I was misdiagnosed with gestational diabetes when I was pregnant with my daughter Sophie. Even after I gave birth though, I continued losing weight and getting sicker even though I was doing all I could to ‘manage’ the misdiagnosed condition.
We were living in Canada at the time as my husband Jason is Canadian. It wasn’t until we returned home to Australia and saw the shock on my family’s face when they saw me that I realised I was sicker than I thought. They almost didn’t recognise me because I had lost so much weight.
Even though the diagnosis of type 1 diabetes was a relief in a way, it has made life a lot harder. When Jason and I started talking about growing our family, we had to think about our options. What if our children developed type 1 diabetes as well?

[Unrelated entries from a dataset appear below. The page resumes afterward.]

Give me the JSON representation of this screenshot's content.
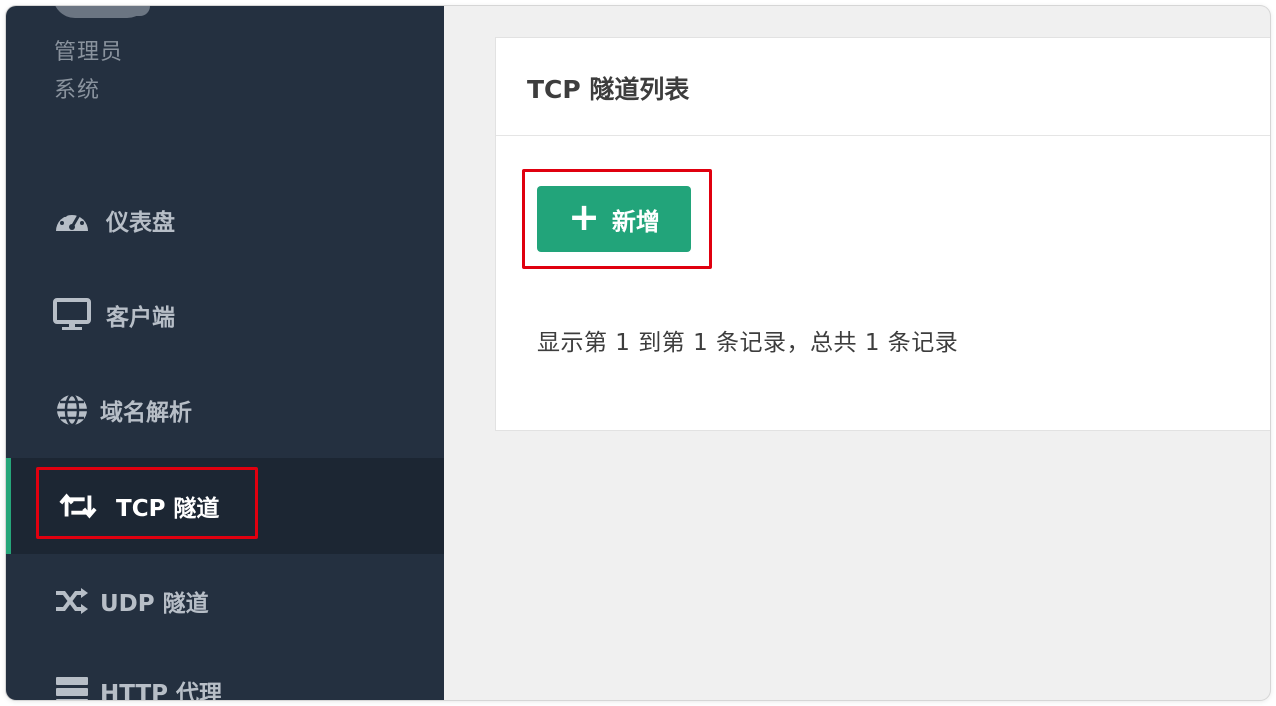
{
  "sidebar": {
    "user": {
      "name": "管理员",
      "role": "系统"
    },
    "items": [
      {
        "label": "仪表盘",
        "icon": "dashboard-icon"
      },
      {
        "label": "客户端",
        "icon": "monitor-icon"
      },
      {
        "label": "域名解析",
        "icon": "globe-icon"
      },
      {
        "label": "TCP 隧道",
        "icon": "retweet-icon",
        "active": true
      },
      {
        "label": "UDP 隧道",
        "icon": "shuffle-icon"
      },
      {
        "label": "HTTP 代理",
        "icon": "server-icon"
      }
    ]
  },
  "main": {
    "title": "TCP 隧道列表",
    "add_label": "新增",
    "add_icon": "plus-icon",
    "record_info": "显示第 1 到第 1 条记录，总共 1 条记录"
  },
  "colors": {
    "sidebar_bg": "#243040",
    "active_bg": "#1c2633",
    "accent": "#26a67a",
    "highlight": "#e0000f"
  }
}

After I gave birth to Nate, we did what we could to monitor the risk of type 1 diabetes in our kids. We enrolled both Sophie and Nate into the VIGR clinical trial, to see if they would be at risk.

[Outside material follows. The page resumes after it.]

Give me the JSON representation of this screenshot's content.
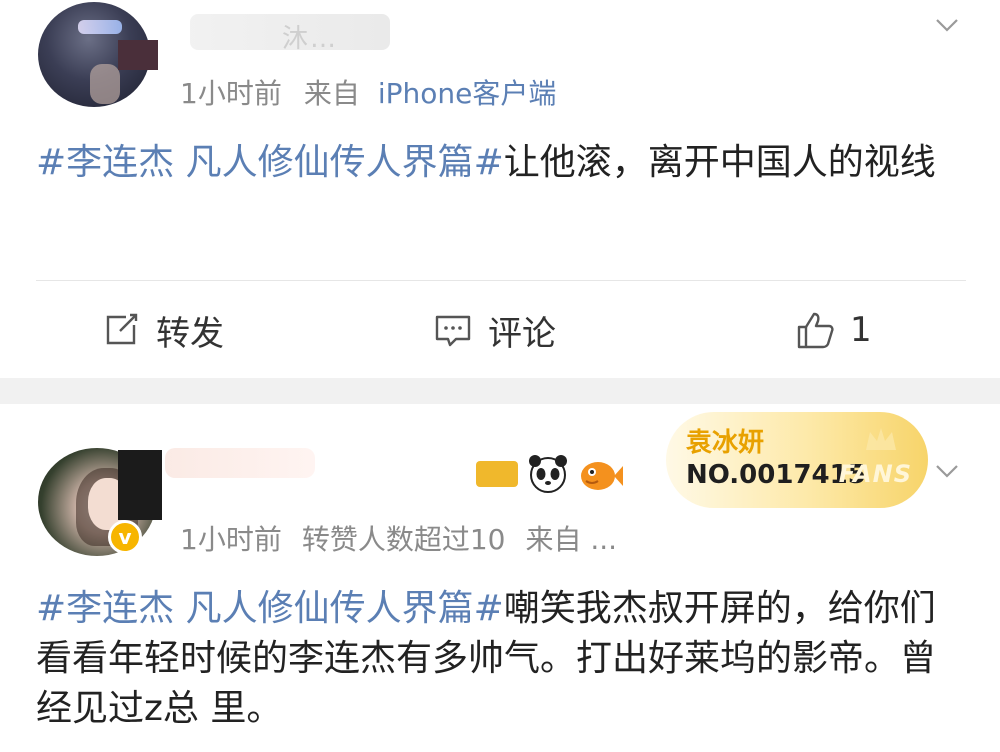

I had my suspicions when Nate started drinking and urinating more regularly – I’d lived through the same symptoms myself. I really hoped it wasn’t type 1 diabetes, and kept trying to convince myself of it. We were toilet-training at that point, so I hoped that his changed behaviour was just the result of that – or even that it was just the result of being a normal two-year-old having tantrums!
The meter doesn’t lie though, and when I tested him with my supplies one night, it simply read as ‘HI’. I tried the meter on all members of our family, trying to convince myself that the meter was wrong, but it wasn’t. We ended up spending three days in hospital.
There’s no break from type 1 diabetes – it’s a constant in our lives and it affects our whole family. I can’t remember the last time I slept through the night – if it’s not testing Nate, it’s testing myself. When we’re out, I worry about Nate and how he’s being looked after. We don’t really leave him for long periods of time because of his diabetes needs.
Our daughter Sophie was there when I first tested Nate and realised he had type 1 diabetes – she witnessed the whole thing and I think it has contributed to the fact that she’s a lot more anxious about medical events now. She hates going to the doctor, and doing tests is nearly impossible. Anything to do with health, or doctor visits, can be very traumatic for her.
I also worry about Sophie every time she gets sick, or drinks a little more than usual, especially with the possibility of her developing type 1 diabetes as well. I test her as regularly as I can – as much as she will allow me given her phobia around medical issues.
Type 1 diabetes is a big burden on our family. We want a brighter future for Nate. He deserves better. I don’t care about myself and whether or not I get a cure. I just want Nate to be able to have a normal childhood, and to live a normal life without always having to worry about type 1 diabetes.
The possibilities are there. Even since my own diagnosis, I’ve seen the advances in technology that can help to manage type 1 diabetes. Reading about things like encapsulation of insulin producing cells – if I, if Nate, could get an implant which would mean that we wouldn’t have type 1 diabetes for two years or even longer…what a difference that would make.
I have confidence in JDRF. The research they fund will lead to technologies that will benefit Nate in his lifetime. But if there’s no money towards the research, we won’t get there – that’s why we need everyone to donate as much as they can to JDRF.